The HGNC pages also refere to a "CD nomenclature" which I need to find more information on. Possible explanatory pages are at

www.hlda8.org/CD1toCD247.htm
www.hlda8.org/HLDAtoHCDM.htm

Apparently CD stands for Cell Differentiation and this group is very interested in antibodies to various cell differentiation molecules.

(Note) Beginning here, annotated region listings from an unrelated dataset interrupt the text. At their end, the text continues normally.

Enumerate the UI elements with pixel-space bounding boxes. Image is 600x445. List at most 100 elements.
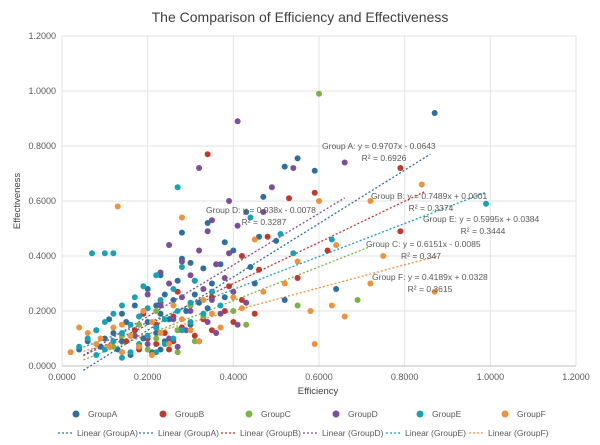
point-groupf [380, 253, 387, 259]
point-groupf [333, 242, 340, 248]
point-groupd [178, 258, 185, 265]
equation-labels: Group A: y = 0.9707x - 0.0643 R² = 0.6926… [206, 141, 540, 294]
x-axis-title: Efficiency [298, 386, 339, 397]
point-groupb [131, 327, 138, 334]
point-groupf [367, 198, 374, 204]
point-groupd [131, 332, 138, 339]
legend-label: GroupC [261, 409, 291, 419]
point-groupa [157, 346, 164, 353]
point-groupd [208, 297, 215, 303]
point-groupf [200, 297, 207, 303]
point-groupa [200, 265, 207, 272]
point-groupc [174, 327, 181, 334]
point-groupd [341, 159, 348, 166]
point-groupd [196, 165, 203, 171]
point-groupc [354, 297, 361, 303]
y-axis-title: Effectiveness [12, 173, 23, 230]
point-groupd [166, 242, 173, 248]
point-groupd [230, 288, 237, 295]
point-groupa [166, 316, 173, 323]
point-groupa [204, 305, 211, 312]
legend-line-label: Linear (GroupE) [405, 428, 466, 438]
chart-title: The Comparison of Efficiency and Effecti… [152, 9, 449, 25]
point-groupa [153, 330, 160, 336]
point-groupe [118, 302, 125, 309]
y-tick-label: 0.4000 [28, 251, 56, 261]
point-groupd [213, 330, 220, 336]
point-groupe [170, 286, 177, 292]
data-points [67, 90, 490, 361]
point-groupb [230, 319, 237, 325]
point-groupe [144, 332, 151, 339]
point-groupc [316, 90, 322, 97]
point-groupe [290, 250, 297, 257]
point-groupa [183, 308, 190, 314]
y-tick-label: 0.8000 [28, 141, 56, 151]
point-groupa [294, 155, 301, 162]
point-groupf [196, 338, 203, 345]
point-groupb [238, 297, 245, 303]
point-groupa [123, 319, 130, 325]
point-groupc [191, 338, 198, 345]
point-groupb [174, 288, 181, 295]
point-groupb [256, 266, 263, 273]
point-groupd [183, 327, 190, 334]
point-groupa [221, 294, 228, 301]
x-tick-label: 0.0000 [48, 372, 76, 382]
point-groupd [196, 247, 203, 254]
point-groupd [234, 321, 241, 328]
point-groupa [260, 193, 267, 200]
point-groupb [311, 189, 318, 196]
point-groupa [170, 297, 177, 303]
point-groupe [88, 250, 95, 257]
point-groupd [290, 165, 297, 171]
point-groupd [226, 198, 233, 204]
point-groupe [178, 264, 185, 270]
point-groupa [118, 338, 125, 345]
point-groupf [170, 302, 177, 309]
legend-label: GroupE [432, 409, 462, 419]
point-groupa [208, 280, 215, 287]
point-groupa [204, 220, 211, 226]
point-groupb [264, 233, 271, 240]
point-groupa [187, 259, 194, 266]
x-tick-label: 1.0000 [477, 372, 505, 382]
equation-label: Group C: y = 0.6151x - 0.0085 [366, 239, 481, 249]
r-squared-label: R² = 0.3287 [242, 217, 287, 227]
point-groupf [328, 302, 335, 309]
legend-marker-groupc [245, 410, 253, 418]
point-groupd [213, 261, 220, 268]
point-groupf [136, 343, 143, 350]
point-groupb [208, 327, 215, 334]
point-groupc [144, 346, 151, 353]
point-groupb [123, 338, 130, 345]
point-groupa [247, 264, 254, 270]
point-groupc [153, 335, 160, 342]
point-groupf [106, 343, 113, 350]
point-groupd [166, 335, 173, 342]
point-groupa [106, 316, 113, 323]
point-groupa [221, 239, 228, 246]
point-groupd [174, 343, 181, 350]
point-groupa [178, 229, 185, 236]
point-groupe [157, 297, 164, 303]
y-tick-label: 0.0000 [28, 361, 56, 371]
point-groupe [84, 335, 91, 342]
legend-line-label: Linear (GroupF) [488, 428, 549, 438]
point-groupe [136, 313, 143, 320]
point-groupa [110, 330, 117, 336]
point-groupe [200, 310, 207, 317]
point-groupe [328, 236, 335, 243]
legend-line-label: Linear (GroupA) [158, 428, 219, 438]
point-groupa [196, 299, 203, 306]
point-groupa [161, 291, 168, 298]
legend-line-label: Linear (GroupD) [322, 428, 384, 438]
trendline-groupd [83, 197, 346, 356]
legend-label: GroupD [348, 409, 378, 419]
y-tick-label: 1.0000 [28, 86, 56, 96]
point-groupa [118, 310, 125, 317]
point-groupa [191, 291, 198, 298]
point-groupf [157, 330, 164, 336]
point-groupf [418, 181, 425, 188]
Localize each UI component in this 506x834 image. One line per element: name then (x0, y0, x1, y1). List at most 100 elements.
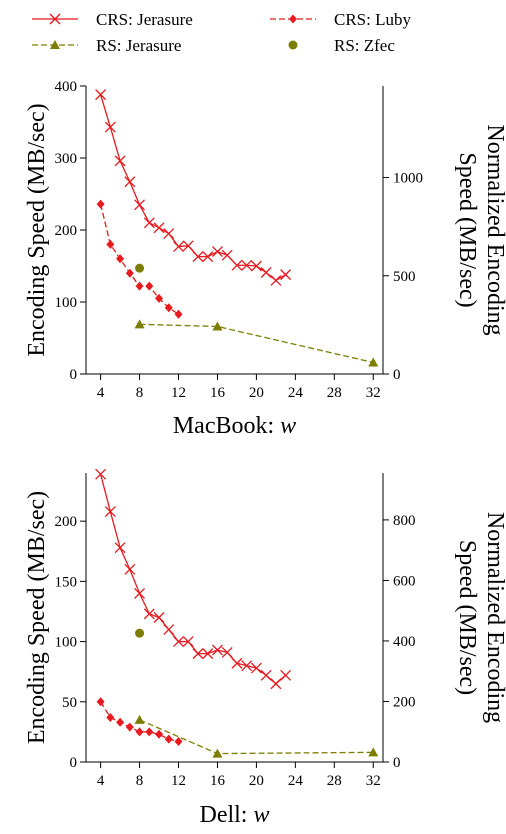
series-line (99, 94, 286, 282)
data-point (368, 357, 379, 367)
x-tick-label: 32 (366, 773, 381, 789)
x-tick-label: 32 (366, 385, 381, 401)
data-point (155, 293, 164, 303)
legend-label: CRS: Luby (334, 10, 411, 29)
y-tick-label: 200 (55, 514, 78, 530)
series-line (99, 474, 287, 685)
y2-tick-label: 500 (393, 269, 416, 285)
x-tick-label: 28 (327, 773, 342, 789)
y-tick-label: 300 (55, 151, 78, 167)
data-point (134, 199, 146, 211)
y2-tick-label: 0 (393, 755, 401, 771)
data-point (174, 737, 183, 747)
y-tick-label: 200 (55, 223, 78, 239)
data-point (125, 722, 134, 732)
data-point-stroke-b (260, 267, 272, 278)
y2-tick-label: 600 (393, 573, 416, 589)
legend-entry: CRS: Jerasure (32, 10, 193, 29)
x-axis-label-var: w (280, 413, 296, 439)
data-point-stroke-b (182, 636, 194, 648)
data-point (173, 241, 184, 253)
data-point (155, 729, 164, 739)
y2-tick-label: 200 (393, 694, 416, 710)
data-point (135, 727, 144, 737)
y2-axis-label-line2: Speed (MB/sec) (454, 152, 480, 307)
data-point (182, 240, 194, 252)
data-point (192, 251, 204, 263)
data-point (124, 176, 136, 188)
data-point-stroke-b (241, 660, 253, 672)
data-point-stroke-b (163, 624, 175, 636)
x-axis-label-var: w (253, 802, 269, 828)
legend-marker (50, 40, 60, 49)
data-point (145, 727, 154, 737)
data-point (211, 246, 223, 258)
data-point-stroke-b (270, 274, 282, 286)
x-axis-label-prefix: Dell: (199, 802, 253, 828)
series-line (99, 203, 179, 315)
data-point (164, 303, 173, 313)
x-tick-label: 24 (288, 385, 304, 401)
y-tick-label: 100 (55, 295, 78, 311)
data-point (116, 254, 125, 264)
y-axis-label: Encoding Speed (MB/sec) (24, 103, 50, 356)
data-point (202, 648, 214, 660)
series (96, 697, 183, 747)
x-tick-label: 20 (249, 773, 264, 789)
data-point (104, 506, 116, 517)
data-point-stroke-b (173, 636, 184, 648)
data-point-stroke-b (270, 678, 282, 690)
y-tick-label: 50 (62, 695, 77, 711)
legend-entry: CRS: Luby (270, 10, 411, 29)
data-point (134, 587, 146, 599)
data-point-stroke-b (221, 249, 233, 261)
data-point (221, 646, 233, 658)
series-line (100, 701, 179, 743)
data-point-stroke-b (104, 506, 116, 517)
data-point (280, 269, 292, 281)
x-tick-label: 24 (288, 773, 304, 789)
series (134, 714, 379, 758)
data-point (134, 319, 145, 329)
data-point (212, 321, 223, 331)
data-point (221, 249, 233, 261)
data-point-stroke-b (192, 251, 204, 263)
series (135, 628, 145, 638)
data-point (135, 628, 145, 638)
legend-marker (49, 13, 61, 25)
data-point (173, 636, 184, 648)
data-point (202, 251, 214, 263)
series (96, 199, 183, 319)
data-point (114, 542, 126, 554)
y2-axis-label-line1: Normalized Encoding (482, 124, 506, 335)
legend-marker (288, 40, 298, 50)
data-point-stroke-b (153, 612, 165, 623)
data-point-stroke-b (250, 662, 262, 674)
x-tick-label: 12 (171, 773, 186, 789)
data-point (135, 263, 145, 273)
chart-panel: 4 8 12 16 20 24 28 32 0 50 100 150 200 0 200 400 600 800 D… (24, 468, 506, 828)
data-point (270, 678, 282, 690)
data-point (231, 657, 243, 669)
legend-label: RS: Jerasure (96, 36, 181, 55)
data-point (250, 260, 262, 272)
y-tick-label: 150 (55, 574, 78, 590)
data-point (231, 259, 243, 271)
data-point (125, 268, 134, 278)
data-point (280, 669, 292, 681)
y2-axis-label-line1: Normalized Encoding (482, 512, 506, 723)
y2-tick-label: 1000 (393, 171, 423, 187)
data-point (211, 644, 223, 656)
data-point-stroke-b (202, 648, 214, 660)
data-point-stroke-b (124, 176, 136, 188)
data-point-stroke-b (143, 608, 155, 620)
data-point-stroke-b (221, 646, 233, 658)
y2-tick-label: 800 (393, 513, 416, 529)
data-point-stroke-b (95, 468, 107, 480)
y2-tick-label: 400 (393, 634, 416, 650)
data-point-stroke-b (104, 121, 116, 133)
series (95, 468, 292, 690)
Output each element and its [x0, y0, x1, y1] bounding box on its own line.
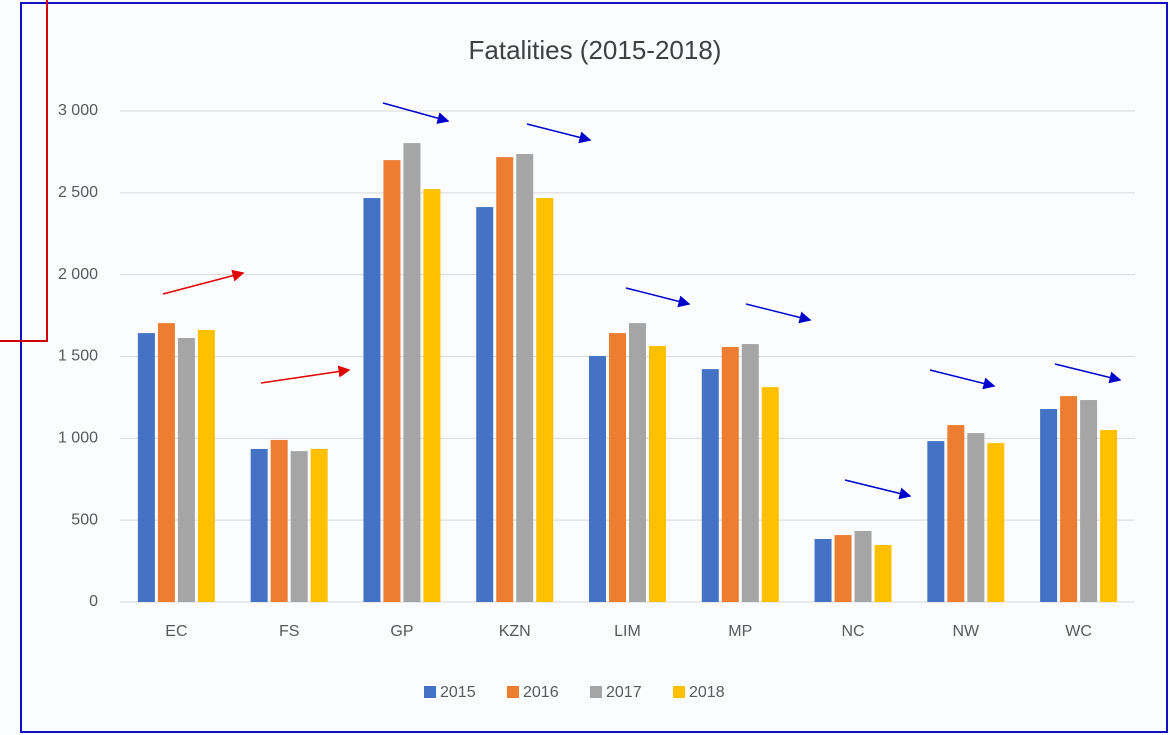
arrow: [745, 303, 812, 324]
bar: [137, 333, 155, 602]
legend-swatch: [424, 686, 436, 698]
bar: [589, 356, 606, 602]
x-tick-label: GP: [390, 623, 413, 640]
bar: [987, 443, 1005, 602]
x-tick-label: EC: [165, 623, 187, 640]
red-frame: [0, 0, 48, 342]
arrow: [844, 479, 912, 500]
x-tick-label: WC: [1065, 623, 1092, 640]
bar: [177, 338, 195, 602]
arrow: [260, 365, 351, 384]
plot-area: 0 500 1 000 1 500 2 000 2 500 3 000 EC FS GP KZN LI…: [58, 102, 1135, 701]
bar: [1060, 396, 1078, 602]
legend-label: 2018: [689, 684, 725, 701]
arrow: [929, 369, 996, 390]
bar: [927, 441, 945, 602]
x-tick-label: FS: [279, 623, 299, 640]
bar: [157, 323, 175, 602]
bar: [536, 198, 554, 602]
bar: [270, 439, 288, 602]
bar: [310, 448, 328, 602]
bar: [741, 344, 759, 602]
legend-swatch: [590, 686, 602, 698]
arrow: [526, 123, 592, 144]
bar: [649, 346, 666, 602]
bar: [1080, 400, 1098, 602]
arrow: [382, 102, 450, 124]
y-tick-label: 0: [89, 593, 98, 610]
arrow: [1054, 363, 1122, 384]
bar: [496, 157, 514, 603]
legend-label: 2016: [523, 684, 559, 701]
bar: [1100, 429, 1118, 602]
bar: [476, 207, 494, 602]
bar: [761, 387, 779, 602]
y-tick-label: 500: [71, 511, 98, 528]
bar: [1040, 409, 1058, 602]
y-tick-label: 1 500: [58, 348, 98, 365]
bar: [290, 451, 308, 602]
arrow: [625, 287, 691, 308]
bar: [423, 189, 441, 602]
legend-swatch: [507, 686, 519, 698]
bar: [403, 143, 421, 602]
bar: [629, 323, 646, 602]
y-tick-label: 1 000: [58, 430, 98, 447]
x-tick-label: LIM: [614, 623, 641, 640]
bar: [701, 369, 719, 602]
y-tick-label: 2 500: [58, 184, 98, 201]
arrow: [162, 269, 245, 295]
bar: [609, 333, 626, 602]
bar: [874, 545, 892, 602]
bar: [947, 425, 965, 602]
bar: [363, 198, 381, 602]
legend-label: 2017: [606, 684, 642, 701]
x-tick-label: MP: [728, 623, 752, 640]
blue-frame: [20, 2, 1168, 733]
x-tick-label: KZN: [499, 623, 531, 640]
bar: [197, 329, 215, 602]
bar: [721, 347, 739, 602]
y-tick-label: 2 000: [58, 266, 98, 283]
x-tick-label: NC: [842, 623, 865, 640]
bar: [834, 535, 852, 602]
legend-label: 2015: [440, 684, 476, 701]
chart-title: Fatalities (2015-2018): [469, 35, 722, 65]
y-tick-label: 3 000: [58, 102, 98, 119]
bar: [516, 154, 534, 603]
bar: [383, 160, 401, 602]
annotation-arrows: [162, 102, 1122, 500]
bar: [250, 448, 268, 602]
bar: [854, 530, 872, 602]
bar: [814, 538, 832, 602]
legend-swatch: [673, 686, 685, 698]
bar: [967, 433, 985, 602]
x-tick-label: NW: [953, 623, 981, 640]
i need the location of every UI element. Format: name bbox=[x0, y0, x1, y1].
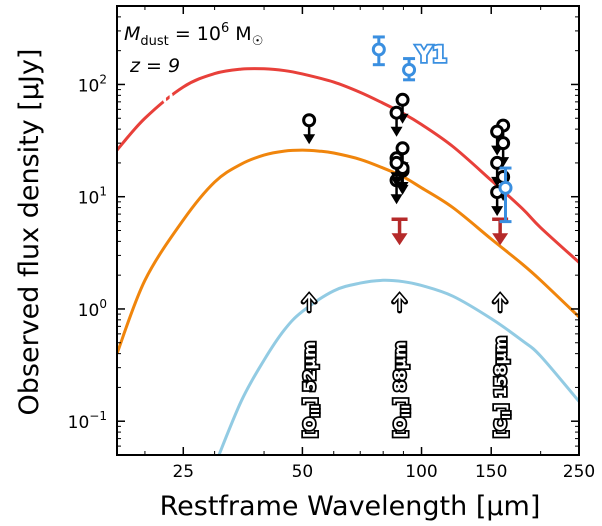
limit-circle bbox=[389, 155, 404, 170]
line-markers: [OIII] 52μm [OIII] 88μm [CII] 158μm bbox=[298, 291, 515, 440]
y1-marker bbox=[498, 180, 513, 195]
curve-label: 50 K bbox=[150, 279, 194, 299]
limit-arrow-head bbox=[390, 126, 403, 137]
limit-arrow-head bbox=[390, 194, 403, 205]
y1-label: Y1 bbox=[415, 43, 447, 68]
red-upper-limit bbox=[391, 217, 408, 246]
red-limit-head bbox=[492, 233, 509, 246]
annotation-dust-mass: Mdust = 106 M☉ bbox=[124, 21, 263, 49]
y1-point bbox=[498, 166, 513, 224]
limit-circle bbox=[490, 124, 505, 139]
marker-label: [OIII] 52μm bbox=[300, 341, 322, 438]
x-tick-label: 50 bbox=[292, 462, 314, 482]
x-tick-label: 25 bbox=[172, 462, 194, 482]
upper-limit-point bbox=[389, 155, 404, 187]
line-marker: [CII] 158μm bbox=[489, 291, 515, 440]
limit-arrow-head bbox=[303, 134, 316, 145]
marker-arrow-inner bbox=[392, 293, 407, 311]
limit-circle bbox=[389, 105, 404, 120]
x-tick-label: 150 bbox=[475, 462, 507, 482]
curve-label: 30 K bbox=[150, 395, 194, 415]
x-tick-label: 100 bbox=[405, 462, 437, 482]
y-axis-title: Observed flux density [μJy] bbox=[14, 49, 45, 416]
upper-limit-point bbox=[302, 113, 317, 145]
y1-marker bbox=[402, 62, 417, 77]
curve-70k bbox=[117, 67, 579, 264]
limit-circle bbox=[302, 113, 317, 128]
red-limit-head bbox=[391, 233, 408, 246]
limit-arrow-head bbox=[491, 206, 504, 217]
marker-arrow-inner bbox=[302, 293, 316, 311]
y1-marker bbox=[371, 42, 386, 57]
limit-arrow-head bbox=[396, 182, 409, 193]
x-tick-label: 250 bbox=[563, 462, 595, 482]
marker-label: [OIII] 88μm bbox=[391, 341, 413, 438]
limit-circle bbox=[395, 92, 410, 107]
y-tick-label: 102 bbox=[78, 72, 107, 96]
curve-30k bbox=[217, 278, 579, 455]
x-axis-title: Restframe Wavelength [μm] bbox=[160, 491, 541, 522]
axes: 25 50 100 150 250 10−1 100 101 102 bbox=[68, 5, 595, 482]
curve-label: 70 K bbox=[150, 89, 194, 109]
annotation-redshift: z = 9 bbox=[129, 55, 180, 77]
limit-circle bbox=[490, 155, 505, 170]
marker-label: [CII] 158μm bbox=[491, 336, 513, 438]
line-marker: [OIII] 52μm bbox=[298, 291, 324, 440]
y1-point bbox=[402, 57, 417, 82]
y-tick-label: 100 bbox=[78, 297, 107, 321]
upper-limit-point bbox=[389, 105, 404, 137]
y-tick-label: 10−1 bbox=[68, 409, 107, 433]
y-tick-label: 101 bbox=[78, 185, 107, 209]
curve-50k bbox=[117, 148, 579, 355]
line-marker: [OIII] 88μm bbox=[389, 291, 414, 440]
temperature-curves bbox=[117, 67, 579, 455]
y1-detections bbox=[371, 35, 513, 224]
limit-arrow-head bbox=[390, 176, 403, 187]
limit-circle bbox=[395, 141, 410, 156]
y1-point bbox=[371, 35, 386, 67]
limit-circle bbox=[496, 136, 511, 151]
marker-arrow-inner bbox=[493, 293, 507, 311]
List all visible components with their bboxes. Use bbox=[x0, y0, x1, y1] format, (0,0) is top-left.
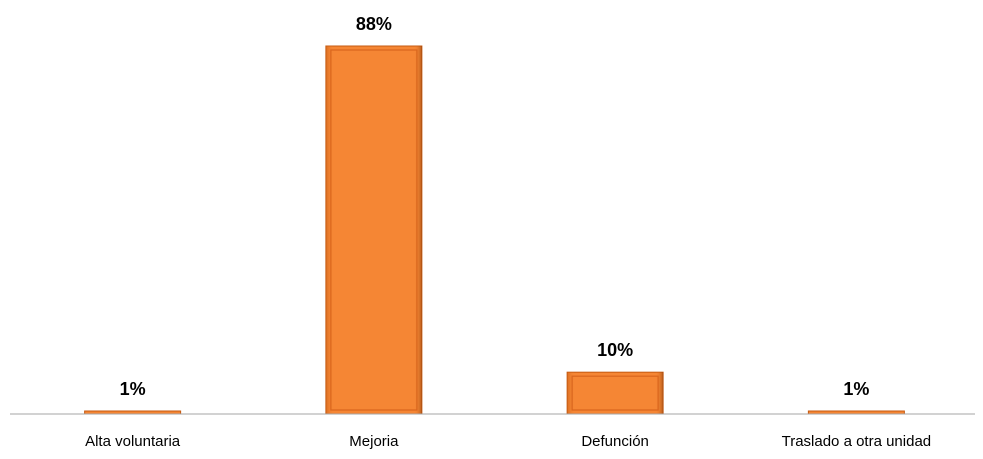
bar-2 bbox=[325, 45, 423, 415]
bars-layer bbox=[84, 45, 905, 415]
x-tick-label-3: Defunción bbox=[581, 433, 649, 450]
x-tick-label-1: Alta voluntaria bbox=[85, 433, 181, 450]
data-label-3: 10% bbox=[597, 340, 633, 360]
x-tick-label-2: Mejoria bbox=[349, 433, 399, 450]
data-label-1: 1% bbox=[120, 379, 146, 399]
labels-layer: 1% Alta voluntaria 88% Mejoria 10% Defunción 1… bbox=[85, 14, 931, 450]
data-label-4: 1% bbox=[843, 379, 869, 399]
bar-bevel bbox=[325, 46, 422, 414]
bar-inner-edge bbox=[571, 375, 659, 411]
bar-inner-edge bbox=[330, 49, 418, 411]
data-label-2: 88% bbox=[356, 14, 392, 34]
bar-bevel bbox=[567, 372, 664, 414]
x-tick-label-4: Traslado a otra unidad bbox=[782, 433, 932, 450]
bar-3 bbox=[566, 371, 664, 415]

Looking further down the Google list, a description of Cyclin D1 also appears in the Human Protein Reference Database. According to the main page of this site,

The Human Protein Reference Database represents a centralized platform to visually depict and integrate information pertaining to domain architecture, post-translational modifications, interaction networks and disease association for each protein in the human proteome. All the information in HPRD has been manually extracted from the literature by expert biologists who read, interpret and analyze the published data. HPRD has been created using an object oriented database in Zope, an open source web application server, that provides versatility in query functions and allows data to be displayed dynamically. www.hprd.org

Eventually, I want to integrate information from this search with my weblog entries:

Naming conventions for genes, proteins, etc. (September 8, 2005)
Finding more information about a gene (September 6, 2005)

and some of the material on data management of a microarray experiment:

Stats: Importing data from a microarray experiment

in particular, the section titled "Selecting a subset of genes from the prenatal liver study."